1. South Asian Americans could work together with other minoritized communities to fight anti-Black and anti-Latino racism, all forms of xenophobia, anti-Semitism, and anti-Muslim rhetoric wherever any of these may crop up. We need to learn to see those fights as our fights. (Note: this is why "South Asian American" – including immigrants from Muslim-majority South Asian countries as well as Nepal and Sri Lanka – is a better framework for organizing than “Indian American.”)

2. South Asian Americans could use our economic clout to build lobbying groups and PACs to advance South Asian community interests. If a politician running for the U.S. Senate starts posting about Hindu deities as “demons” on social media (as happened with the Hanuman statue in Texas), a strategic offer of a political donation if they can tone it down could do wonders. Otherwise, make a donation to their primary opponent and announce why we’re doing that to the media. Indian Americans have been happy to spend their money building massive, showy temples. In politics, they’ve been somewhat inclined to stay on the sidelines. It’s time for that to change.

3. South Asian Americans need to rally behind politicians who support South Asian communities -- and civil rights and secularism more generally -- and unify against those who don’t. Anyone who talks like Stephen Miller or J.D. Vance should not have a chance of getting our vote. I was not hugely surprised to see that in the 2024 election there was a small but noticeable shift in the Indian American community towards Trump – even at a time when Trump’s opponent was an Indian-American woman! (61% of Indian Americans still voted for Harris in 2024, but one might have expected that number to be higher.) Some of the interest in Trump, admittedly, was due to social media misinformation (see point #4 below), as well as the “economic message.” But some of the softness in support was due to lack of clarity and confusion about what the different parties actually stood for.

4. South Asian Americans probably need to invest in social media influence campaigns to correct falsehoods, misinformation, and out-of-context stories.

In conversations leading up to the 2024 campaign, a surprising number of my friends and acquaintances were citing an old story about Kamala Harris that had been circulating on social media about Kamala Harris’ role as Attorney General in a case in 2011, where a Sikh man with turban and beard sued to be able to hold a job as a prison guard, which requires people to be clean-shaven; Harris supported the state of California’s position on prison guards being clean-shaven to wear gas masks. This is apparently a real story, but it is hardly a reason to say that “Kamala Harris is anti-Sikh.” Again, if we were comparing Harris – a Black and South Asian candidate with a long history of supporting civil rights – to Trump, it should be clear to everyone who is likely more sympathetic to South Asian communities, including Sikh Americans.
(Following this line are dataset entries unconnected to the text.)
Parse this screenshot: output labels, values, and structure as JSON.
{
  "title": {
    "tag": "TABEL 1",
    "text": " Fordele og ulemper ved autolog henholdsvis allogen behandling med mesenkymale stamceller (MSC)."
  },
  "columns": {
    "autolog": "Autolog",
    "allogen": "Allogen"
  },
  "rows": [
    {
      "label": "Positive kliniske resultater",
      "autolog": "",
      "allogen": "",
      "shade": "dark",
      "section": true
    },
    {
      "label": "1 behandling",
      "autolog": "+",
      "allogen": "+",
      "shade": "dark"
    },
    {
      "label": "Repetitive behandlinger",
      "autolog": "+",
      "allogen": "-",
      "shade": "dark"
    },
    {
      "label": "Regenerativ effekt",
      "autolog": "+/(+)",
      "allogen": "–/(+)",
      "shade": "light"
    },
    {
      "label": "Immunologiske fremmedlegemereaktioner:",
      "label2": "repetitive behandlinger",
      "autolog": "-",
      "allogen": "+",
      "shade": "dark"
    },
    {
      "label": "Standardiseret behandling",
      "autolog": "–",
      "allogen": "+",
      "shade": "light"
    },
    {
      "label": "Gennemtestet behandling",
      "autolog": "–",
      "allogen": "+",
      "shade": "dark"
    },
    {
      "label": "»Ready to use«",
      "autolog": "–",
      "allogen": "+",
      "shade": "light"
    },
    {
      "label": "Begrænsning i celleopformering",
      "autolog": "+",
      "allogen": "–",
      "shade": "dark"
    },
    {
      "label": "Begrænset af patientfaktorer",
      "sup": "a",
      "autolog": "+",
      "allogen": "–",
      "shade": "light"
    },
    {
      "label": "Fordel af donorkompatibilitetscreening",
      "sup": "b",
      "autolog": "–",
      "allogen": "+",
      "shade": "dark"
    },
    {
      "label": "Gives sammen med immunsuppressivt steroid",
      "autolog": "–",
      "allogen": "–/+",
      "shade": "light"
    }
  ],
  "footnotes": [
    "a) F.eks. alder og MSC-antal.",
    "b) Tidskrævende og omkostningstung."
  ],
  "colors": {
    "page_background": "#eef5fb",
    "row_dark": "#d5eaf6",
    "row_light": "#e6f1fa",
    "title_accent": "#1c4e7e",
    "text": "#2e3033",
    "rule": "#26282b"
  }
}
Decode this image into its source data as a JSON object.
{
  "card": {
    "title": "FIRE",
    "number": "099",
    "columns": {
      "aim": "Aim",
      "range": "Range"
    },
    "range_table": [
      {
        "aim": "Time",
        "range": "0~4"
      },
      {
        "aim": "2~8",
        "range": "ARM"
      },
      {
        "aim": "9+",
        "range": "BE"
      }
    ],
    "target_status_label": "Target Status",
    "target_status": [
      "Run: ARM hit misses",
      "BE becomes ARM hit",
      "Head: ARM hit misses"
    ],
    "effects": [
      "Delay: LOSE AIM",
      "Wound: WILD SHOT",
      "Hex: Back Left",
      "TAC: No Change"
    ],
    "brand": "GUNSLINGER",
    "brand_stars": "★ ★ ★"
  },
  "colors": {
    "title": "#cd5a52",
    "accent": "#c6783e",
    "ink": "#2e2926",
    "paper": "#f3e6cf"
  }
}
Similarly, a number of my family members and friends were duped by the idea – again, popular on WhatsApp – that “Modi and Trump are best buddies, so nothing bad could happen with respect to India or Indians.” They seemed not to realize that Trump meant what he was saying on the campaign trail about radical changes to the immigration system, and what that might entail.

How exactly this might get fixed is not so easy. Some of it could be solved by the platforms themselves. But probably advocacy groups should be thinking about corrective social media influence campaigns to respond to out-of-context stories. These can be tricky to do well, but the incredible success of Zohran Mamdani on social media in the 2025 NYC mayoral campaign might be a model to emulate. Humor, wit, and charismatic messengers could go a long way here.